According to the railway statistical report, India is among the countries with the fewest train accidents, at 0.03 per million train kilometre.
“Indian Railways can rightfully claim to have one of the best safety records globally, measured in terms of accidents per million passenger kilometres. All measures, including infusion of funds for safety works, are in place. ‘Zero accident’ undoubtedly remains the target for safety performance, inter alia envisaging a reduction in accidents on a year-on-year basis to be able to reach there.

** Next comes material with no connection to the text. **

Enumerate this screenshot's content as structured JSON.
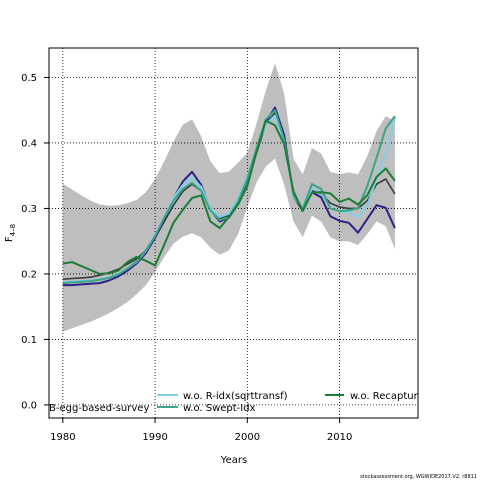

Any increase whether in the category of consequential or indicative accidents requires a focussed attention on primarily two core areas: Accidents caused due to human errors and those due to asset failures,” said M Jamshed, former member-traffic at the railway board.
According to sources, the Rashtriya Rail Sanraksha Kosh (RRSK) was introduced in 2017-18 for replacement, renewal, and upgrade of critical safety assets with a corpus of Rs 1 trillion for five years. From 2017-18 till 2021-22, a gross expenditure of Rs 1.08 trillion was incurred on RRSK works.
“It is also time to revisit the subject of having a railway safety regulatory body as most of the developed railways have, especially in view of private operators, dedicated freight corridors and high-speed railway corridors that the Indian Railways
is adding to its network,” Jamshed said.
He added that a strategy to ensure better safety of operations involves eliminating chances of human error that may lead to
an accident by automation and use of artificial intelligence.